La stagione 2019/2020 è stata una delle più difficili, imprevedibili, particolari e lunghe di sempre e si è conclusa con i Los Angeles Lakers campioni NBA e LeBron James MVP delle Finals. L’unico responso prevedibile, forse, è stato quello dei vincitori. L’aveva annunciato James ad inizio anno, questa sarebbe stata la stagione della rivincita, the revenge season. Lo sport moderno, soprattutto quello americano, vive di questi slogan, aforismi o frasi celebri e proprio questi hanno accompagnato fin dall’inizio la carriera del figlio di Akron, ora 4 volte campione NBA.
Appena arrivato nella lega è stato presentato come The chosen one, il prescelto, ma non basta questo a esplicare l’enorme dose di pressione che ha dovuto sopportare durante la sua carriera. Dopo 7 anni di risultati individuali fenomenali, ma non accompagnati da vittorie di squadra, un’altra frase entra nella storia di Lebron James, quella che verrà poi apostrofata come “The decision”:
I”m going to take my talents to South Beach and join the Miami Heat
Porterò il mio talento a South Beach e giocherò per i Miami Heat.
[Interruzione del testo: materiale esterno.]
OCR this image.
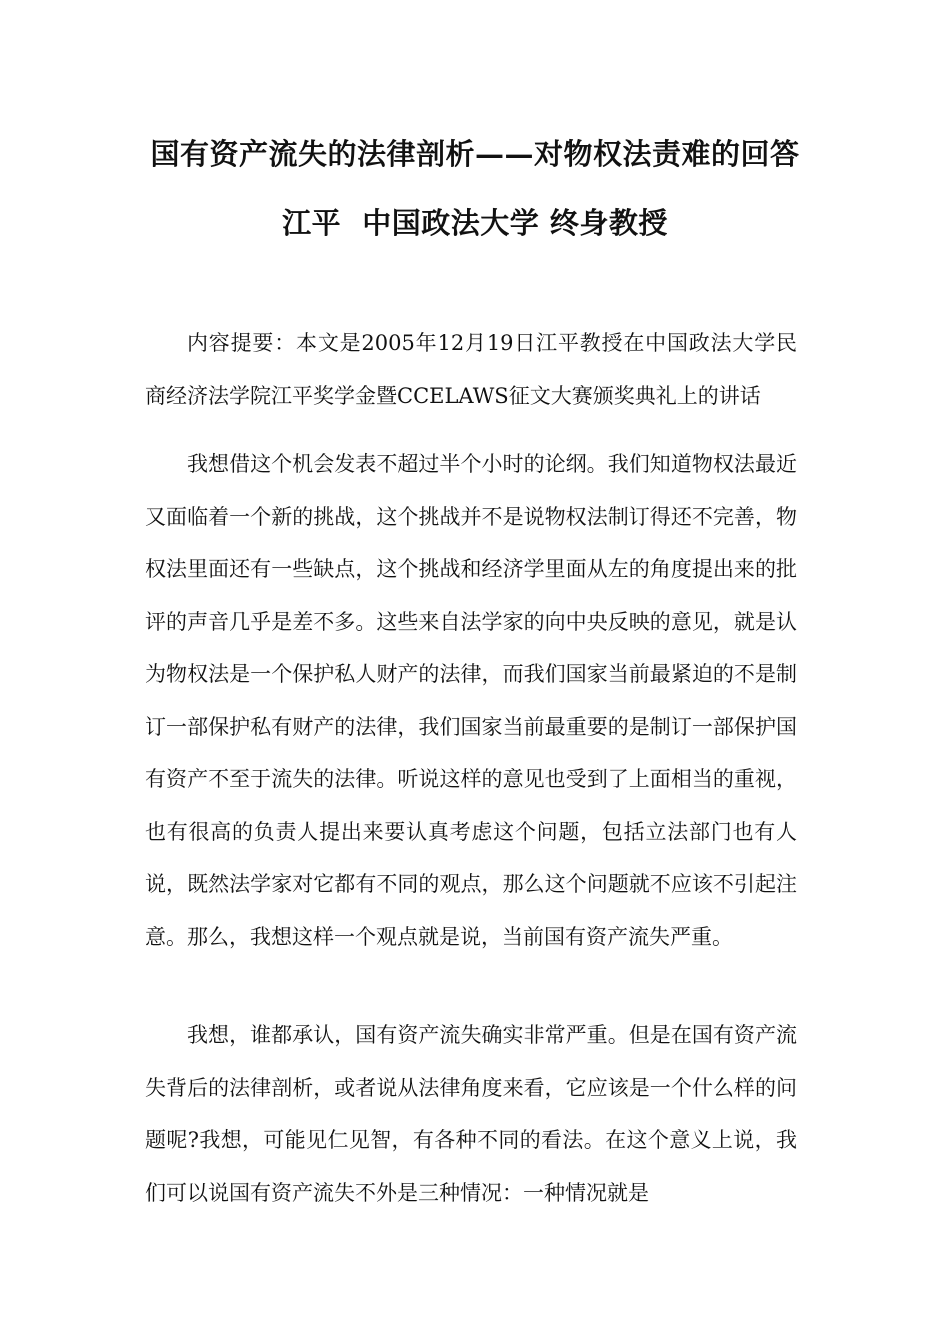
国有资产流失的法律剖析——对物权法责难的回答
江平  中国政法大学 终身教授

内容提要：本文是2005年12月19日江平教授在中国政法大学民商经济法学院江平奖学金暨CCELAWS征文大赛颁奖典礼上的讲话

我想借这个机会发表不超过半个小时的论纲。我们知道物权法最近又面临着一个新的挑战，这个挑战并不是说物权法制订得还不完善，物权法里面还有一些缺点，这个挑战和经济学里面从左的角度提出来的批评的声音几乎是差不多。这些来自法学家的向中央反映的意见，就是认为物权法是一个保护私人财产的法律，而我们国家当前最紧迫的不是制订一部保护私有财产的法律，我们国家当前最重要的是制订一部保护国有资产不至于流失的法律。听说这样的意见也受到了上面相当的重视，也有很高的负责人提出来要认真考虑这个问题，包括立法部门也有人说，既然法学家对它都有不同的观点，那么这个问题就不应该不引起注意。那么，我想这样一个观点就是说，当前国有资产流失严重。

我想，谁都承认，国有资产流失确实非常严重。但是在国有资产流失背后的法律剖析，或者说从法律角度来看，它应该是一个什么样的问题呢?我想，可能见仁见智，有各种不同的看法。在这个意义上说，我们可以说国有资产流失不外是三种情况：一种情况就是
I primi titoli di LeBron James
La storia continua in Florida, dove si propone di vincere non uno, non due, non tre (titoli, ndr) … In realtà il conteggio si fermerà a due, ma abbastanza comunque per portare James nell’olimpo dei vincenti, dopo che molti per troppi anni gli hanno dato del perdente. Poi, nel 2015, il ritorno a casa, nella sua Cleveland, per riportare a casa un titolo nell’Ohio. Ci è riuscito un anno dopo, in una delle serie finali più belle e incredibili di sempre, rimontando un deficit di 3-1 contro una delle squadre più forti della storia del gioco. Nei due anni successivi altre due comparse alle Finals, ma l’esito era già scritto nel libro del suo destino, troppo forte Golden State. Il diritto di andarsene a testa alta però, questa volta se l’era guadagnato. “Cleveland this is for you”, aveva gridato al mondo dopo il titolo vinto per la sua città.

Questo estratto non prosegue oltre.